17/11/20 : Charente-Maritime: dans le cadre de la poursuite du chantier de changement des câbles du Pont de Ré, la circulation automobile aura de courtes interruptions jeudi 19 novembre entre 12 et 13h, sans conséquence pour le passage des piétons et des vélos.

17/11/20 : Le festival de la BD d'Angoulême se fera en deux temps: en janvier pour la remise des fauves et en juin pour un festival en présentiel.

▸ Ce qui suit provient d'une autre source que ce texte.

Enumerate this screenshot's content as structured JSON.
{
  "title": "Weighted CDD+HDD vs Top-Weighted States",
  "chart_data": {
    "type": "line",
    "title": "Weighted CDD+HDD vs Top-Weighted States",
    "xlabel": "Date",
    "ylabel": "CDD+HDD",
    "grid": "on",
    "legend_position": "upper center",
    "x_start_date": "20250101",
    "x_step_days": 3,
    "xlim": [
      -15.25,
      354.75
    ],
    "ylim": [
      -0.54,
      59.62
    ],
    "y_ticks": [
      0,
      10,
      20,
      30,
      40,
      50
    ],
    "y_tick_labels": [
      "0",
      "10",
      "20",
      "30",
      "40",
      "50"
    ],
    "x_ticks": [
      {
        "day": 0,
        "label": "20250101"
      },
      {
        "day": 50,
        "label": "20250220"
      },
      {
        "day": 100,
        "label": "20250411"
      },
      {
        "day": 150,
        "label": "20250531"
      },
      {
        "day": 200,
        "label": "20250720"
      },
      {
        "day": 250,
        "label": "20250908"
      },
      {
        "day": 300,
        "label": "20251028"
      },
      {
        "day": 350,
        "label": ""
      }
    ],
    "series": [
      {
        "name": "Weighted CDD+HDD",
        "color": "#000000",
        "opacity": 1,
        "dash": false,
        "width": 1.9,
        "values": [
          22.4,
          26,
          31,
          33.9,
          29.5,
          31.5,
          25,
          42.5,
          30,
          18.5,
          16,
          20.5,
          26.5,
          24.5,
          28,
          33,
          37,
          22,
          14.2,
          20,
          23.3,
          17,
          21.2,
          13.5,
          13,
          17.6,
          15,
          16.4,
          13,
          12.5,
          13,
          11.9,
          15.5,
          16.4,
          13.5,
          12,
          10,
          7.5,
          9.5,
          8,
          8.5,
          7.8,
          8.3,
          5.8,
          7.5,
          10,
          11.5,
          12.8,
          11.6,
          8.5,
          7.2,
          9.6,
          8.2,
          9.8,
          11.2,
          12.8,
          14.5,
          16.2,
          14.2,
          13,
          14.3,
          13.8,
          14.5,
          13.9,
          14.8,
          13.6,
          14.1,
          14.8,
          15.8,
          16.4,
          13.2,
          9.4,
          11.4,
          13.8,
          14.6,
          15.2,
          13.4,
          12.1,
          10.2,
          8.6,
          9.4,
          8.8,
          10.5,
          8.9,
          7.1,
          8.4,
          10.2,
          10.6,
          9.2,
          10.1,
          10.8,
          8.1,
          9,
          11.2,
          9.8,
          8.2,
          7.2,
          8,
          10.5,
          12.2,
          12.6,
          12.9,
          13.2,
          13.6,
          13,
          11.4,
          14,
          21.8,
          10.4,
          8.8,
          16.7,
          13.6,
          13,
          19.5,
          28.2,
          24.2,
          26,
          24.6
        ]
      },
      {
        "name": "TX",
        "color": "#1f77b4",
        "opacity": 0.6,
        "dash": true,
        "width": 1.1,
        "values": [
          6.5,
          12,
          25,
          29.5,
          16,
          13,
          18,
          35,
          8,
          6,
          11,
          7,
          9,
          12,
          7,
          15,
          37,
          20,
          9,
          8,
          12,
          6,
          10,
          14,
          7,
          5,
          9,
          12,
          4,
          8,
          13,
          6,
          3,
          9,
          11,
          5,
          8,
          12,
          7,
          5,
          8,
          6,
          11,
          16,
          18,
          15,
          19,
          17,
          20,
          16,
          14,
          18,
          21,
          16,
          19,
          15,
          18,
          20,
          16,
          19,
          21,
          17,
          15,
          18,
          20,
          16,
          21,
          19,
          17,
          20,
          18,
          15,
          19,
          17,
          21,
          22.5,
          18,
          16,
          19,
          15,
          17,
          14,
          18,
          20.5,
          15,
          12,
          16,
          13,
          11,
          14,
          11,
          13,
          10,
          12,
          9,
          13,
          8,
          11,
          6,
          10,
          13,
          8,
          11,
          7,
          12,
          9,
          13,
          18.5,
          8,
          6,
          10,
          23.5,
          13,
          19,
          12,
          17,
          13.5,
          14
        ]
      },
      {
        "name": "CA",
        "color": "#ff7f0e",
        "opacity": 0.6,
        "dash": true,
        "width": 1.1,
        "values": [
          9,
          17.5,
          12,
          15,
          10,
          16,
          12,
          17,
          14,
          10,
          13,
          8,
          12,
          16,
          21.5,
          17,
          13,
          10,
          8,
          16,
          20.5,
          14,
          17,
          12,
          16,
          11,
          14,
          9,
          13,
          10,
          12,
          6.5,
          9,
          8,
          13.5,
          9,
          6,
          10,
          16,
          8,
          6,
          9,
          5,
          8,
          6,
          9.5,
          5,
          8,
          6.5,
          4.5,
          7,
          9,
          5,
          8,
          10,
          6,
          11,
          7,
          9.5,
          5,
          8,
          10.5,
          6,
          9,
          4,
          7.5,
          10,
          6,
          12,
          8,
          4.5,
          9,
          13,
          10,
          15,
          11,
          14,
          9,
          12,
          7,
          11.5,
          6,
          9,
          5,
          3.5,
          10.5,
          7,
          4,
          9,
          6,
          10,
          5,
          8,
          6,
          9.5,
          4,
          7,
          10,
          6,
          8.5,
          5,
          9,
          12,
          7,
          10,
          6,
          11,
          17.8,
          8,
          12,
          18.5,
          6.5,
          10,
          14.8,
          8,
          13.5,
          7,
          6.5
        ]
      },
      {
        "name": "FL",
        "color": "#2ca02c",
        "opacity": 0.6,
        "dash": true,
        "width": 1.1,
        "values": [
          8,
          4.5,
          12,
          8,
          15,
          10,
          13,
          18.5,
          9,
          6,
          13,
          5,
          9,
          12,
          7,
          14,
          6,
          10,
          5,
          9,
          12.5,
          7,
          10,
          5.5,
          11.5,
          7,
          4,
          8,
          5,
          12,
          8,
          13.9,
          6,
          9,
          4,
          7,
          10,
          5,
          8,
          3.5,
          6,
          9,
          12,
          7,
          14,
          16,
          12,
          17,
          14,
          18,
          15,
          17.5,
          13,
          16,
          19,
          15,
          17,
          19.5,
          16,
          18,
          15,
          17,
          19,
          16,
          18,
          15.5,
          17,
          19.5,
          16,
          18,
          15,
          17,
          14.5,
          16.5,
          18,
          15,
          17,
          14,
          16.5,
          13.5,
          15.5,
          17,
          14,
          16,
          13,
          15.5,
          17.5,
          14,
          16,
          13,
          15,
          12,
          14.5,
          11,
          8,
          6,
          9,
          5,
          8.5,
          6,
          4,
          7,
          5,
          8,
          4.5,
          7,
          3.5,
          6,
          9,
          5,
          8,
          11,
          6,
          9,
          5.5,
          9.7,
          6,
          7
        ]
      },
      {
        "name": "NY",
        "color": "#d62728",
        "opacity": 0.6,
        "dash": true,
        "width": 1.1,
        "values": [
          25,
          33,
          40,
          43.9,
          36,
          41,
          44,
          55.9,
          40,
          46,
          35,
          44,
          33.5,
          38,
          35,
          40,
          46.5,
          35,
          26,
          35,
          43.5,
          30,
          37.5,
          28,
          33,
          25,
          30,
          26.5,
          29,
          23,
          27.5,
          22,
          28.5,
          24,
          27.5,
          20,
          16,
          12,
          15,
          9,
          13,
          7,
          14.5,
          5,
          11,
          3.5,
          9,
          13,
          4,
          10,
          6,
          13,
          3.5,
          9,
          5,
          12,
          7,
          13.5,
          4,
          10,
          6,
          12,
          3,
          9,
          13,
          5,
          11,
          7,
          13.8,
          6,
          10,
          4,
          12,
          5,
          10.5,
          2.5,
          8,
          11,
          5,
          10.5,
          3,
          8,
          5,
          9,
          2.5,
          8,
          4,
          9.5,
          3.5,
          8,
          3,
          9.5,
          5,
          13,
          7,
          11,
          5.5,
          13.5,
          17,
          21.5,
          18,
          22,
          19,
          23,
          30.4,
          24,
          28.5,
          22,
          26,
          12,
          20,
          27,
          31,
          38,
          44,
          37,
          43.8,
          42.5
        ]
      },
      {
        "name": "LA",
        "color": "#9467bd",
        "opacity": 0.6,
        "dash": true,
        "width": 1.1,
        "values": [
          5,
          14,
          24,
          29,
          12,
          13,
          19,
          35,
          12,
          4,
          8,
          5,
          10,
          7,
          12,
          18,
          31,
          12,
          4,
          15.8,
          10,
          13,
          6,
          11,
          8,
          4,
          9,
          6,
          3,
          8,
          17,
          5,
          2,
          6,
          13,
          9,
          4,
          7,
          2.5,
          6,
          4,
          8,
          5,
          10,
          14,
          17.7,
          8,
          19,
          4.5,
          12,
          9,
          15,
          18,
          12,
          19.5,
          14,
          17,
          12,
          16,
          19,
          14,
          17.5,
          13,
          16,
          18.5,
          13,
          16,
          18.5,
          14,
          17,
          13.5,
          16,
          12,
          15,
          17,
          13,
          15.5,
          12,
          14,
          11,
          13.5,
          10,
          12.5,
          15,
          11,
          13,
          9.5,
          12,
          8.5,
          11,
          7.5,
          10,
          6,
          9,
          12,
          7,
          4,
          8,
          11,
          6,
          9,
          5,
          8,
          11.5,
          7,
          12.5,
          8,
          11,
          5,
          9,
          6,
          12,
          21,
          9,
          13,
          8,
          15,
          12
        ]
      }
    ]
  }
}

Une exposition sera dédié à l'art d'Emmanuel Guibert au musée des beaux arts d'Angoulême, inauguré le 20/11/2021.

16/11/20 : Les communes de La Mothe Saint Héray et Saint Maixent l'Ecole dans les Deux-Sèvres ont été reconnues en état de catastrophe naturelle, suite aux inondations subies au mois de mars.

15/11/20 : Le Centre communal d’action sociale CCAS de La Rochelle lance un appel à la solidarité et au bénévolat pour épauler les acteurs de l’aide alimentaire. Contact : Frédérique Duchesne àfrederique.duchesne@ccas-larochelle.fr ou au 05 46 35 21 16.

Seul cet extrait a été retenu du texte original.